Литмир - Электронная Библиотека
A
A

Эйтан ответил:

— С той самой минуты, когда он впервые появился здесь и я поймал его у коровника, было у меня ощущение, что дело добром не кончится. Этот тип не совсем нормален. Да и Римона чуток… того. Кого мне жаль, так это Иони Лифшица, который когда-то был настоящим парнем, а теперь и сам почти превратился в такого же шимпанзе и бродит целыми днями, словно стукнутый дубиной по голове. Плесни-ка еще арака — во второй бутылке чуток осталось… И прикуси язык, а то Бригита уже немного понимает иврит… Так что давайте переменим тему. Если бы Эшкол был человеком, а не размазней, то мы бы, пока Насер запутался в Йемене, воспользовались моментом и съели бы эту падаль, сирийцев, без соли, решив раз и навсегда свои проблемы с водными ресурсами.
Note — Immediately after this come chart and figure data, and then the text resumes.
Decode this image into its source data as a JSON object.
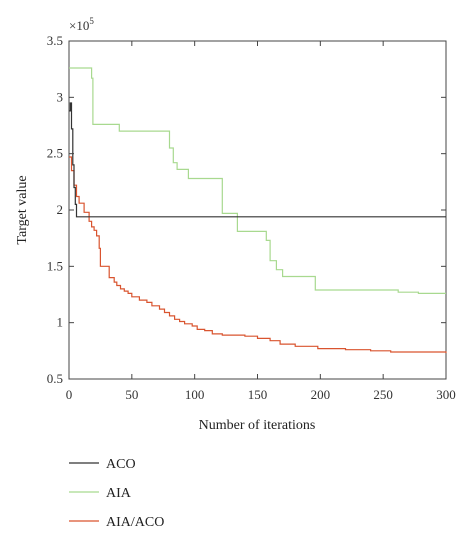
{
  "chart_data": {
    "type": "line",
    "xlabel": "Number of iterations",
    "ylabel": "Target value",
    "y_multiplier_label": "×10",
    "y_multiplier_exp": "5",
    "xlim": [
      0,
      300
    ],
    "ylim": [
      0.5,
      3.5
    ],
    "x_ticks": [
      "0",
      "50",
      "100",
      "150",
      "200",
      "250",
      "300"
    ],
    "y_ticks": [
      "0.5",
      "1",
      "1.5",
      "2",
      "2.5",
      "3",
      "3.5"
    ],
    "grid": false,
    "legend_position": "below-left",
    "series": [
      {
        "name": "ACO",
        "color": "#333333",
        "steps": [
          [
            0,
            2.88
          ],
          [
            1,
            2.95
          ],
          [
            2,
            2.72
          ],
          [
            3,
            2.4
          ],
          [
            4,
            2.2
          ],
          [
            5,
            2.05
          ],
          [
            6,
            1.94
          ],
          [
            300,
            1.94
          ]
        ]
      },
      {
        "name": "AIA",
        "color": "#a8d98f",
        "steps": [
          [
            0,
            3.26
          ],
          [
            18,
            3.17
          ],
          [
            19,
            2.76
          ],
          [
            40,
            2.7
          ],
          [
            80,
            2.55
          ],
          [
            83,
            2.42
          ],
          [
            86,
            2.36
          ],
          [
            95,
            2.28
          ],
          [
            122,
            1.97
          ],
          [
            134,
            1.81
          ],
          [
            157,
            1.73
          ],
          [
            160,
            1.55
          ],
          [
            165,
            1.47
          ],
          [
            170,
            1.41
          ],
          [
            196,
            1.29
          ],
          [
            262,
            1.27
          ],
          [
            278,
            1.26
          ],
          [
            300,
            1.26
          ]
        ]
      },
      {
        "name": "AIA/ACO",
        "color": "#d9542f",
        "steps": [
          [
            0,
            2.47
          ],
          [
            2,
            2.35
          ],
          [
            4,
            2.22
          ],
          [
            6,
            2.12
          ],
          [
            8,
            2.06
          ],
          [
            12,
            1.98
          ],
          [
            16,
            1.9
          ],
          [
            18,
            1.85
          ],
          [
            20,
            1.82
          ],
          [
            22,
            1.77
          ],
          [
            24,
            1.66
          ],
          [
            25,
            1.5
          ],
          [
            32,
            1.4
          ],
          [
            36,
            1.36
          ],
          [
            38,
            1.33
          ],
          [
            41,
            1.3
          ],
          [
            44,
            1.28
          ],
          [
            47,
            1.26
          ],
          [
            50,
            1.23
          ],
          [
            56,
            1.2
          ],
          [
            62,
            1.18
          ],
          [
            66,
            1.15
          ],
          [
            72,
            1.12
          ],
          [
            76,
            1.09
          ],
          [
            80,
            1.06
          ],
          [
            84,
            1.03
          ],
          [
            88,
            1.01
          ],
          [
            92,
            0.99
          ],
          [
            98,
            0.97
          ],
          [
            102,
            0.94
          ],
          [
            108,
            0.93
          ],
          [
            114,
            0.9
          ],
          [
            122,
            0.89
          ],
          [
            140,
            0.88
          ],
          [
            150,
            0.86
          ],
          [
            160,
            0.84
          ],
          [
            168,
            0.81
          ],
          [
            180,
            0.79
          ],
          [
            198,
            0.77
          ],
          [
            220,
            0.76
          ],
          [
            240,
            0.75
          ],
          [
            256,
            0.74
          ],
          [
            300,
            0.73
          ]
        ]
      }
    ]
  }
}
Вчера этот Азария полчаса полоскал мне мозги Хрущевым, Эшколом, Насером, и все это — с пословицами и философствованиями, но, по сути, не о чем говорить, он прав, и вообще голова у него неплохая, только какой-то винтик там не закручен. Мудрый король всегда слушает, что скажет ему придворный шут. Азария — шут при Иолеке, а Сточник утверждает, что, возможно, после Эшкола именно Иолека призовут на царство. Только вот беда, Эшкол — сам шут гороховый, и это причина нашей катастрофы… Прислушайтесь, какой кошмар творится снаружи…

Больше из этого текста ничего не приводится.